The rulers of Halicarnassus, Artemisia and Mausolus, transformed the city with architecture and infrastructure; city walls, public buildings, roads and temples, making it the pride of Anatolia.
The city was attacked by Alexander the Great in 334 BCE (the famous Siege of Halicarnassus), where Alexander defeated the Persian commander, Memnon of Rhodes and gave the city back the government of Caria, under the rule of Ada of Caria, who formally adopted him as her son so that his blood-line would always reign in the city he had won back from the Persians
After the death of Alexander, the city passed to Antigonus I in 311 BC, then to Lysimachus after 301 BC and to the Ptolemies from 281–197 BC.
Halicarnassus was briefly an independent kingdom until 129 BCE when it came under Roman rule.
By the time of the early Christian era, not much was left of the city, in 1404 the Knights of St. John used the ruins of the Mausoleum to build their castle in Bodrum.
The ruins of the city were excavated in 1856–57 and again in 1865 and much of its great wall, the gymnasium, a late colonnade, a temple platform, rock-cut tombs and the site of the Mausoleum, can still be seen today.
Not far from Halicarnassus, at Ortakent, today a busy beach resort of Bodrum, over forty Mycenaean tombs have been discovered dating from the end of the fifteenth century BC to 1200 AD.
Artifacts found in the tombs can today be viewed in the museum of Bodrum Castle.
Today:
Greece still rules the waves!
Who would have thought, looking at a map of the world today and seeing the tiny country of Greece, that it once controlled such a large part of the then, mostly unknown, ancient world?
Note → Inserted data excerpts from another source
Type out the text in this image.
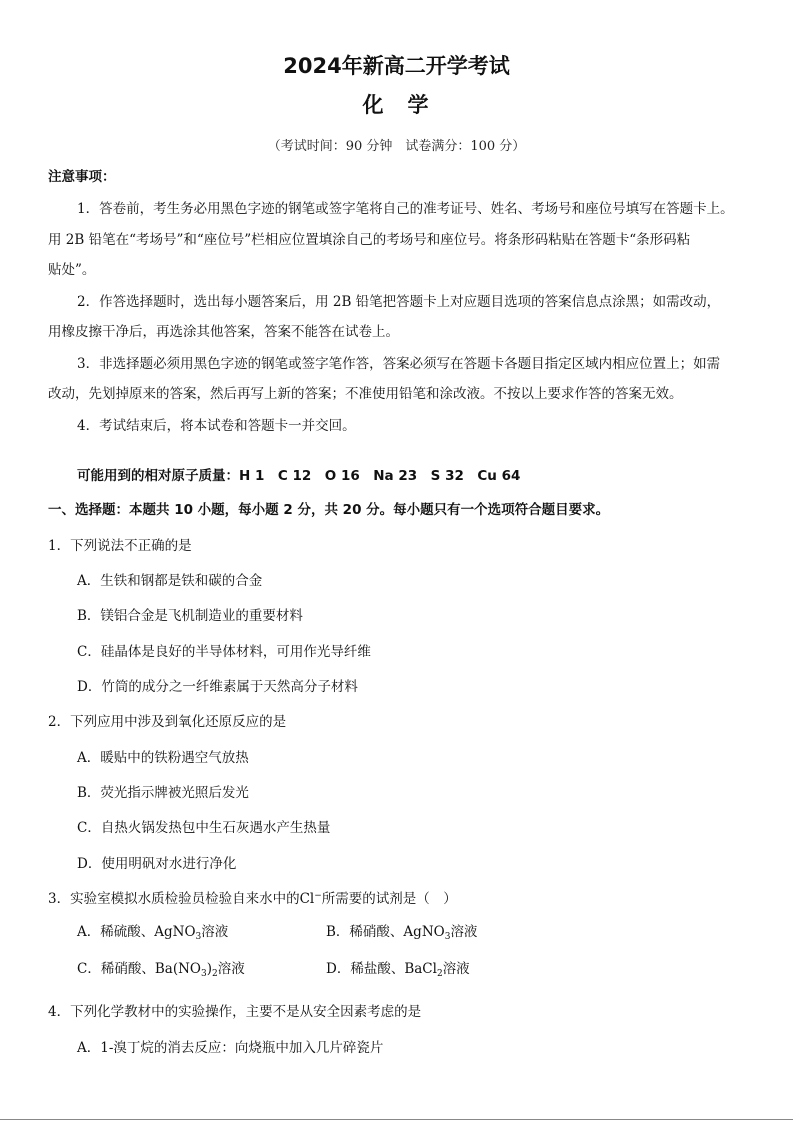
2024年新高二开学考试
化 学
（考试时间：90 分钟　试卷满分：100 分）
注意事项：
1．答卷前，考生务必用黑色字迹的钢笔或签字笔将自己的准考证号、姓名、考场号和座位号填写在答题卡上。
用 2B 铅笔在“考场号”和“座位号”栏相应位置填涂自己的考场号和座位号。将条形码粘贴在答题卡“条形码粘
贴处”。
2．作答选择题时，选出每小题答案后，用 2B 铅笔把答题卡上对应题目选项的答案信息点涂黑；如需改动，
用橡皮擦干净后，再选涂其他答案，答案不能答在试卷上。
3．非选择题必须用黑色字迹的钢笔或签字笔作答，答案必须写在答题卡各题目指定区域内相应位置上；如需
改动，先划掉原来的答案，然后再写上新的答案；不准使用铅笔和涂改液。不按以上要求作答的答案无效。
4．考试结束后，将本试卷和答题卡一并交回。
可能用到的相对原子质量：H 1　C 12　O 16　Na 23　S 32　Cu 64
一、选择题：本题共 10 小题，每小题 2 分，共 20 分。每小题只有一个选项符合题目要求。
1．下列说法不正确的是
A．生铁和钢都是铁和碳的合金
B．镁铝合金是飞机制造业的重要材料
C．硅晶体是良好的半导体材料，可用作光导纤维
D．竹筒的成分之一纤维素属于天然高分子材料
2．下列应用中涉及到氧化还原反应的是
A．暖贴中的铁粉遇空气放热
B．荧光指示牌被光照后发光
C．自热火锅发热包中生石灰遇水产生热量
D．使用明矾对水进行净化
3．实验室模拟水质检验员检验自来水中的Cl−所需要的试剂是（　）
A．稀硫酸、AgNO$_3$溶液	B．稀硝酸、AgNO$_3$溶液
C．稀硝酸、$Ba(NO_3)_2$溶液	D．稀盐酸、BaCl$_2$溶液
4．下列化学教材中的实验操作，主要不是从安全因素考虑的是
A．1-溴丁烷的消去反应：向烧瓶中加入几片碎瓷片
Greece, through colonization, introduced so much to the world; art, architecture, philosophy, democracy and the Olympic Games, to name but a few.
Greeks, people of the sea, still rule the oceans of the world, they ride the waves and weather the storms, protected by Saint Nicholas and watched over by Poseidon, Greek god of the sea.
Greeks, masters of seamanship, have created a maritime tradition second to none; a survey taken in 2018 shows Greece remains dominant in global shipping and according to Lloyd’s list the Greek Merchant Navy controls the world’s largest merchant fleet, in terms of tonnage, and a fleet of 5,626 Greek-owned ships also ranks in at number one for a variety of ships, including tankers and bulk carriers.